Buying a small business: I also spent some time exploring what it would be like to buy and operate a small business. I ultimately decided that with interest rates as high as they are for SBA (15%+), buying a small business didn’t make sense. I have a former co-worker who actually launched a search fund to buy a small business and I remember feeling envious of how quickly she accomplished that and even more ashamed that while I was thinking about it, here was someone else actually doing it. While it doesn’t really matter, it is worth nothing that she hasn’t acquired a business, so the actual hard part of buying a business is not as easy as it may have seemed initially.
Going back to a full-time W2 job: When I first went on sabbatical, I was hoping that I would be able to launch a startup and not have to go back to a “regular” job, but when we didn’t get selected for the accelerator, I had to contemplate going back and so I started interviewing. It was incredibly painful. There was one interview process where I completely missed the interview, because I meant to reschedule but had not actually emailed them back to do so. If there was ever a sign I did not want that job or any other job, that was it. Ultimately, what made me realize I couldn’t go back to my old life was the moment I realized I was going to get a job offer. When the organization I was interviewing with asked me to share my references (usually the last step) before getting a formal offer, I just knew that I did not want to work there.
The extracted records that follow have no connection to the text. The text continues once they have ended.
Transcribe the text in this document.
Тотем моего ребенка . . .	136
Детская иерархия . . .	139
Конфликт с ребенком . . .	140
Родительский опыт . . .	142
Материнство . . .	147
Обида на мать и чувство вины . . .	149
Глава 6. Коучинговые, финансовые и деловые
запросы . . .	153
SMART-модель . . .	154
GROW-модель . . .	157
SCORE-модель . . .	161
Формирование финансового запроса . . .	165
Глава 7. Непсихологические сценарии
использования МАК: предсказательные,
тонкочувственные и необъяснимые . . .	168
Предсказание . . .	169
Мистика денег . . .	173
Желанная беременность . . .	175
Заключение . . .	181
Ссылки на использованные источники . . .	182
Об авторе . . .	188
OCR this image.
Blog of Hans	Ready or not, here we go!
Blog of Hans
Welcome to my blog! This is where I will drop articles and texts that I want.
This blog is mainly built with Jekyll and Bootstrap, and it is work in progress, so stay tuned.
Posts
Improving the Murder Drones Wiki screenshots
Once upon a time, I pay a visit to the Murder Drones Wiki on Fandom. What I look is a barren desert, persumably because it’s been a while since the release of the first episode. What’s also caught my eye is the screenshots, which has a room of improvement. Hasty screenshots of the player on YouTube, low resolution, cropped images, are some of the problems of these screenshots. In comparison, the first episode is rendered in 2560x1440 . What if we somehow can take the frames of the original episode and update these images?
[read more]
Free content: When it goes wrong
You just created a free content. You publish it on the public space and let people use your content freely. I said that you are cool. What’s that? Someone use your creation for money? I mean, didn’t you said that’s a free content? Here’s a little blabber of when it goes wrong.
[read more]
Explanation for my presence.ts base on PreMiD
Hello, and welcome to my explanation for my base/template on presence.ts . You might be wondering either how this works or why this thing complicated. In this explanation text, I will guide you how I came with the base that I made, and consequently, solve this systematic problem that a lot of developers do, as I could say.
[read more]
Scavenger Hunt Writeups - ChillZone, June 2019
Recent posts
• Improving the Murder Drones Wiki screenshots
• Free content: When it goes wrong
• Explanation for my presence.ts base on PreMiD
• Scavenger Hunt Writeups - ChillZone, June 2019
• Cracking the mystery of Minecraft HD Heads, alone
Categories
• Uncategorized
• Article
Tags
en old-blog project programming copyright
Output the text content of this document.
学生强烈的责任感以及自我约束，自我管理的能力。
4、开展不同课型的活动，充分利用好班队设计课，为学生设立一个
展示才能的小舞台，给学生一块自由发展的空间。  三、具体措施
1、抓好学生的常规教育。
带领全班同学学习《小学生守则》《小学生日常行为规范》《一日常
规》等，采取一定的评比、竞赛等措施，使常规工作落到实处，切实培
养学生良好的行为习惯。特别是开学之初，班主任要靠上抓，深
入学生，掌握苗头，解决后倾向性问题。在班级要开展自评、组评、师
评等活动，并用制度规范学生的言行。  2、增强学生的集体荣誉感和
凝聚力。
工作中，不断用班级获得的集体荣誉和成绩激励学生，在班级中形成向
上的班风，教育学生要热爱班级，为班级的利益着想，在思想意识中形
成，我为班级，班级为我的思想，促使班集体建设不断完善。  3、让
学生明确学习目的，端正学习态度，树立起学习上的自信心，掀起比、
Startup advisory: I spent about nine months in 2024 to 2025 advising a pre-seed solar startup. I wanted to explore what part-time, contract work could look like and more importantly, I wanted to explore continuity with my old career, operating and advising startups. I ultimately learned that I do not want to work for someone else in any capacity where I have to report to someone else who makes all the decisions. This was a huge learning, as I romanticized what this could look like until I experienced it and also solidified that it is hard to split your time and mental bandwidth across multiple high-priority focus areas.
Trading and investing: This is one of the first things I jumped into when I got laid off and I taught myself how to trade and invest. It is the one thing that has stuck, has made me money, and has turned into a career that I genuinely enjoy. I’ve written a lot about this transition and now that it’s been two years of doing this full-time, I can still say that I am learning every day and continuing to enjoy this work.
Coding and using AI tools: I went through a very short phase where while I traveling in Thailand I was trying to learn how to code. It never really clicked and I wasn’t really motivated so it fizzled out, but then, the following year, ChatGPT became available and now there are a whole bunch of no-code tools. I’ve used various AI tools to help me code trading algorithms, which has been the best way for me to integrate any of that interest and skillset into my work.
This doesn’t capture the full list, as I’ve spent a lot of time on pottery, being active, trying new activities, immersing myself in art, traveling, and so on. All to say, the last three years have been filled with diverse experiences and experiments. While many didn’t pan out the way I would have hoped, each still provided something valuable in the grand scheme of things. Onwards and upwards!